When an infant has some form of undetected hearing loss it can have a profound effect on their development as they grow, including causing delays in developing important communication, learning and social skills. If not detected at birth, however, new parents may experience difficulty in spotting the signs of hearing loss in their infant. If you are a new parent with concerns about whether your child is hearing at a normal level, the following information about infant hearing loss will help you learn to recognize possible symptoms and seek professional diagnosis and treatment to correct the problem as quickly as possible.
How many infants are born with hearing loss?
While most children are born with the ability to hear normally, statistics compiled by the National Institute on Deafness and Other Communication Disorders (NIDCD) show that for every 1000 children born in the United States each year, 2 to 3 will be born with some form of hearing loss. This research also shows that an overwhelming percentage of these infants, around 90 percent, are born to parents who hear within normal ranges.
What are some common signs that an infant has some form of hearing loss?

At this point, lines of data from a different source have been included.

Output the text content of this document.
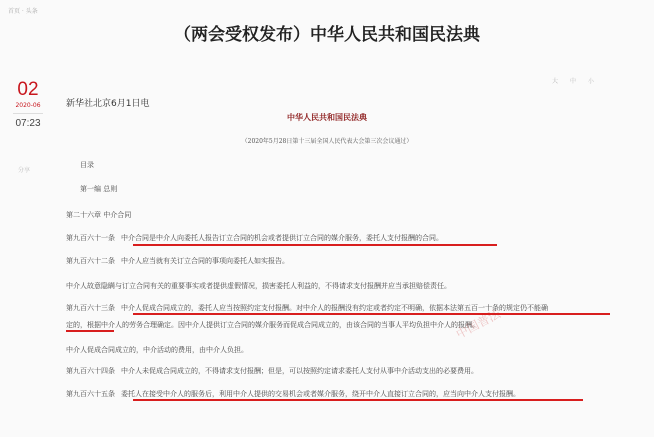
首页 · 头条
（两会受权发布）中华人民共和国民法典
02
2020-06
07:23
分享
大 中 小
新华社北京6月1日电
中华人民共和国民法典
（2020年5月28日第十三届全国人民代表大会第三次会议通过）
目录
第一编 总则
第二十六章 中介合同
第九百六十一条 中介合同是中介人向委托人报告订立合同的机会或者提供订立合同的媒介服务，委托人支付报酬的合同。
第九百六十二条 中介人应当就有关订立合同的事项向委托人如实报告。
中介人故意隐瞒与订立合同有关的重要事实或者提供虚假情况，损害委托人利益的，不得请求支付报酬并应当承担赔偿责任。
第九百六十三条 中介人促成合同成立的，委托人应当按照约定支付报酬。对中介人的报酬没有约定或者约定不明确，依据本法第五百一十条的规定仍不能确
定的，根据中介人的劳务合理确定。因中介人提供订立合同的媒介服务而促成合同成立的，由该合同的当事人平均负担中介人的报酬。
中介人促成合同成立的，中介活动的费用，由中介人负担。
第九百六十四条 中介人未促成合同成立的，不得请求支付报酬；但是，可以按照约定请求委托人支付从事中介活动支出的必要费用。
第九百六十五条 委托人在接受中介人的服务后，利用中介人提供的交易机会或者媒介服务，绕开中介人直接订立合同的，应当向中介人支付报酬。
中国普法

Newborns typically undergo one or more hearing tests at birth or shortly afterward. While these tests are generally considered reliable, infants who pass these screenings can still develop hearing loss in infancy or later. Common signs exhibited by infants with undetected hearing loss typically include:
- lacking a startle response to sudden loud noises
- failing to be soothed by soft voice or sounds when upset
- continuing to sleep soundly in noisy settings or when people are talking nearby
- failing to turn toward sounds or voices
- failing to exhibit changes of expression when noises or voices are nearby
- seeming to react more to vibrations than actual sounds
- failing to learn to recognize their spoken name
- failing to babble and experiment with making verbal sounds
Parents who see their child exhibiting one or more of these behaviors should bring their concerns to the attention of their child's pediatrician immediately and pursue further testing by a reputable audiologist.
Because hearing loss can result from many different causes, it is important to get a diagnosis as early as possible so that your child can be treated appropriately. When hearing loss is treated early in a child's life, your child has a better chance to learn normal verbalization skills than a child who's hearing loss goes undetected during the early years of their development.